En la profunda oscuridad circundante, la quieta astronave se destacaba con singular relieve. La gruesa capa de borazón y circonio que recubría su casco, estaba desgastada en algunas partes. Seguramente, la astronave había viajado mucho por el Cosmos.

Eon Tal lanzó una exclamación que resonó en todos los radioteléfonos. Señalaba con la mano a una puerta abierta, como una boca negra, y un pequeño ascensor, bajado. En la tierra, junto al ascensor y bajo la nave, crecía algo: unas plantas sin duda. Sus gruesos tallos se elevaban casi a un metro de altura y estaban rematados por unas copas negras de hojas o flores — no se sabía con certeza —, de forma parabólica y bordes dentados, como piñones de una máquina. Aquel negro engranaje inmóvil tenía un aspecto siniestro.

El mudo boquete de la puerta impresionaba aún más. Las plantas intactas y aquella puerta abierta indicaban que los seres humanos no pasaban por allí desde hacía tiempo ni protegían ya su islote terrestre de las asechanzas de aquel mundo extraño.

Erg Noor, Eon y Niza entraron en el ascensor. El jefe movió la palanca de la puesta en marcha. El mecanismo funcionó obediente, con un leve chirrido, y llevó rápido a los tres exploradores a la cámara de paso, que estaba abierta de par en par. Después, subieron también los demás. Erg Noor transmitió a la Tantra la orden de apagar el proyector. Al instante, el pequeño grupo se perdió en el abismo de las tinieblas. El mundo del sol de hierro abatíase sobre ellos, envolvente, como si quisiera tragarse aquel minúsculo foco de vida terrestre incrustado en la superficie del enorme planeta oscuro.

Encendiéronse las lámparas giratorias en lo alto de los cascos. La puerta de la cámara de paso, que conducía al interior de la nave, estaba cerrada, pero no con llave, y cedió fácilmente. Los exploradores entraron en el pasillo central. Se orientaban sin dificultad en los oscuros pasadizos, pues la estructura de la astronave no se diferenciaba apenas de la de la Tantra.

— Esta nave fue construida hace unas decenas de años — dijo Erg Noor, acercándose a Niza.

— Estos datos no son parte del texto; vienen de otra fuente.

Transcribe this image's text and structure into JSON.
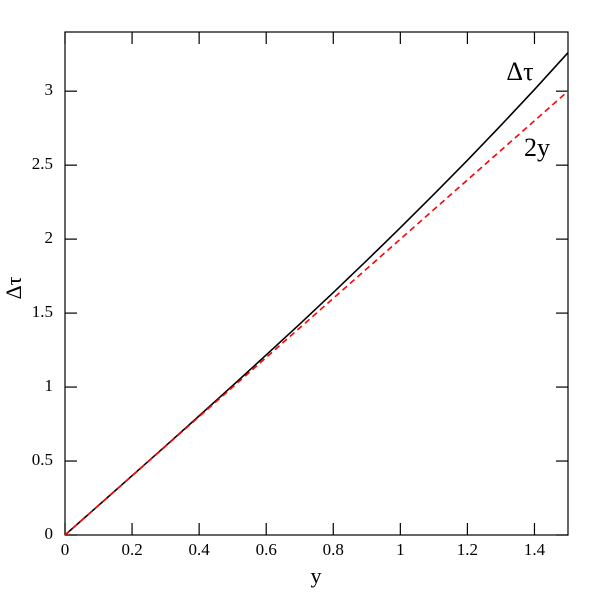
{
  "chart_data": {
    "type": "line",
    "xlabel": "y",
    "ylabel": "Δτ",
    "x": [
      0,
      0.1,
      0.2,
      0.3,
      0.4,
      0.5,
      0.6,
      0.7,
      0.8,
      0.9,
      1.0,
      1.1,
      1.2,
      1.3,
      1.4,
      1.5
    ],
    "series": [
      {
        "name": "Δτ",
        "color": "#000000",
        "dash": false,
        "values": [
          0,
          0.2,
          0.401,
          0.602,
          0.805,
          1.01,
          1.217,
          1.426,
          1.639,
          1.856,
          2.077,
          2.303,
          2.533,
          2.769,
          3.011,
          3.26
        ]
      },
      {
        "name": "2y",
        "color": "#ff0000",
        "dash": true,
        "values": [
          0,
          0.2,
          0.4,
          0.6,
          0.8,
          1.0,
          1.2,
          1.4,
          1.6,
          1.8,
          2.0,
          2.2,
          2.4,
          2.6,
          2.8,
          3.0
        ]
      }
    ],
    "xlim": [
      0,
      1.5
    ],
    "xticks": [
      0,
      0.2,
      0.4,
      0.6,
      0.8,
      1,
      1.2,
      1.4
    ],
    "ylim": [
      0,
      3.4
    ],
    "yticks": [
      0,
      0.5,
      1,
      1.5,
      2,
      2.5,
      3
    ],
    "grid": false
  }
}
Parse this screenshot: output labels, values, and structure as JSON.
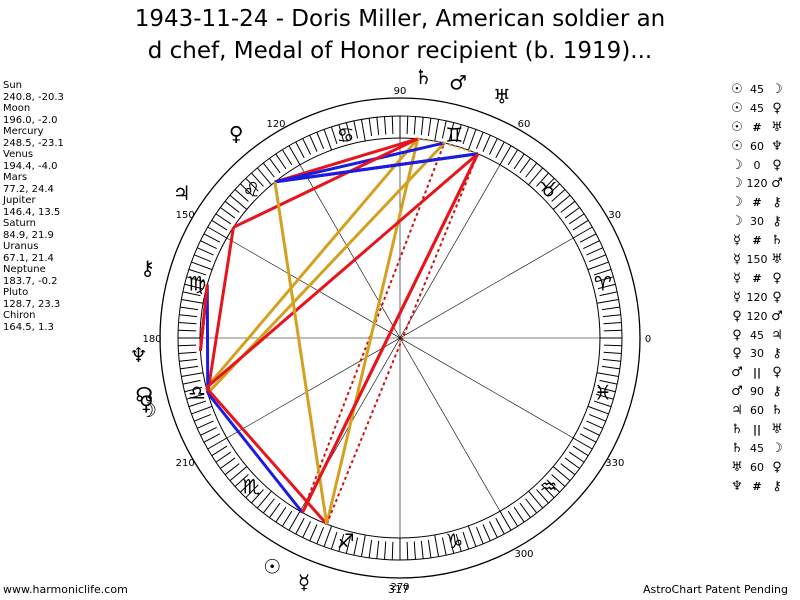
{
  "title": {
    "line1": "1943-11-24 - Doris Miller, American soldier an",
    "line2": "d chef, Medal of Honor recipient (b. 1919)..."
  },
  "positions": [
    {
      "name": "Sun",
      "value": "240.8, -20.3"
    },
    {
      "name": "Moon",
      "value": "196.0, -2.0"
    },
    {
      "name": "Mercury",
      "value": "248.5, -23.1"
    },
    {
      "name": "Venus",
      "value": "194.4, -4.0"
    },
    {
      "name": "Mars",
      "value": "77.2, 24.4"
    },
    {
      "name": "Jupiter",
      "value": "146.4, 13.5"
    },
    {
      "name": "Saturn",
      "value": "84.9, 21.9"
    },
    {
      "name": "Uranus",
      "value": "67.1, 21.4"
    },
    {
      "name": "Neptune",
      "value": "183.7, -0.2"
    },
    {
      "name": "Pluto",
      "value": "128.7, 23.3"
    },
    {
      "name": "Chiron",
      "value": "164.5, 1.3"
    }
  ],
  "aspects": [
    {
      "p1": "☉",
      "aspect": "45",
      "p2": "☽"
    },
    {
      "p1": "☉",
      "aspect": "45",
      "p2": "♀"
    },
    {
      "p1": "☉",
      "aspect": "#",
      "p2": "♅"
    },
    {
      "p1": "☉",
      "aspect": "60",
      "p2": "♆"
    },
    {
      "p1": "☽",
      "aspect": "0",
      "p2": "♀"
    },
    {
      "p1": "☽",
      "aspect": "120",
      "p2": "♂"
    },
    {
      "p1": "☽",
      "aspect": "#",
      "p2": "⚷"
    },
    {
      "p1": "☽",
      "aspect": "30",
      "p2": "⚷"
    },
    {
      "p1": "☿",
      "aspect": "#",
      "p2": "♄"
    },
    {
      "p1": "☿",
      "aspect": "150",
      "p2": "♅"
    },
    {
      "p1": "☿",
      "aspect": "#",
      "p2": "♀"
    },
    {
      "p1": "☿",
      "aspect": "120",
      "p2": "♀"
    },
    {
      "p1": "♀",
      "aspect": "120",
      "p2": "♂"
    },
    {
      "p1": "♀",
      "aspect": "45",
      "p2": "♃"
    },
    {
      "p1": "♀",
      "aspect": "30",
      "p2": "⚷"
    },
    {
      "p1": "♂",
      "aspect": "||",
      "p2": "♀"
    },
    {
      "p1": "♂",
      "aspect": "90",
      "p2": "⚷"
    },
    {
      "p1": "♃",
      "aspect": "60",
      "p2": "♄"
    },
    {
      "p1": "♄",
      "aspect": "||",
      "p2": "♅"
    },
    {
      "p1": "♄",
      "aspect": "45",
      "p2": "☽"
    },
    {
      "p1": "♅",
      "aspect": "60",
      "p2": "♀"
    },
    {
      "p1": "♆",
      "aspect": "#",
      "p2": "⚷"
    }
  ],
  "wheel": {
    "degree_labels": [
      "0",
      "30",
      "60",
      "90",
      "120",
      "150",
      "180",
      "210",
      "270",
      "300",
      "330"
    ],
    "zodiac": [
      "♈",
      "♉",
      "♊",
      "♋",
      "♌",
      "♍",
      "♎",
      "♏",
      "♐",
      "♑",
      "♒",
      "♓"
    ],
    "planets": [
      {
        "key": "sun",
        "glyph": "☉",
        "lon": 240.8
      },
      {
        "key": "moon",
        "glyph": "☽",
        "lon": 196.0
      },
      {
        "key": "mercury",
        "glyph": "☿",
        "lon": 248.5
      },
      {
        "key": "venus",
        "glyph": "♀",
        "lon": 194.4
      },
      {
        "key": "mars",
        "glyph": "♂",
        "lon": 77.2
      },
      {
        "key": "jupiter",
        "glyph": "♃",
        "lon": 146.4
      },
      {
        "key": "saturn",
        "glyph": "♄",
        "lon": 84.9
      },
      {
        "key": "uranus",
        "glyph": "♅",
        "lon": 67.1
      },
      {
        "key": "neptune",
        "glyph": "♆",
        "lon": 183.7
      },
      {
        "key": "pluto",
        "glyph": "♀",
        "lon": 128.7
      },
      {
        "key": "chiron",
        "glyph": "⚷",
        "lon": 164.5
      },
      {
        "key": "node",
        "glyph": "☊",
        "lon": 192.5
      }
    ],
    "colors": {
      "red": "#e8141c",
      "blue": "#1c1ce0",
      "gold": "#d4a020",
      "dotted_red": "#d01010"
    }
  },
  "footer": {
    "left": "www.harmoniclife.com",
    "center": "317",
    "right": "AstroChart Patent Pending"
  }
}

La muchacha volvió la cabeza. A través del silicol del casco, el rostro en penumbra del jefe parecía enigmático.

— Me ha venido una idea absurda — siguió diciendo Erg Noor —. ¿Y si resulta que es…?

— ¡El Argos! — gritó Niza, olvidándose del micrófono, y vio que todos se volvían hacia ella.

El grupo de exploradores penetró en la biblioteca-laboratorio, estancia principal de la nave, y luego, en el puesto central de comando, situado más cerca de la proa. Embutido en su armadura — esqueleto, con torpes pasos, tambaleándose y chocando contra las paredes —, el jefe llegó al cuadro de distribución de electricidad. Los aparatos estaban conectados, pero no había corriente. En la oscuridad sólo brillaban los indicadores y signos fosforescentes. Erg Noor encontró el conector de averías, y al instante, entre el asombro general, se encendió una luz mortecina que a todos pareció deslumbradora.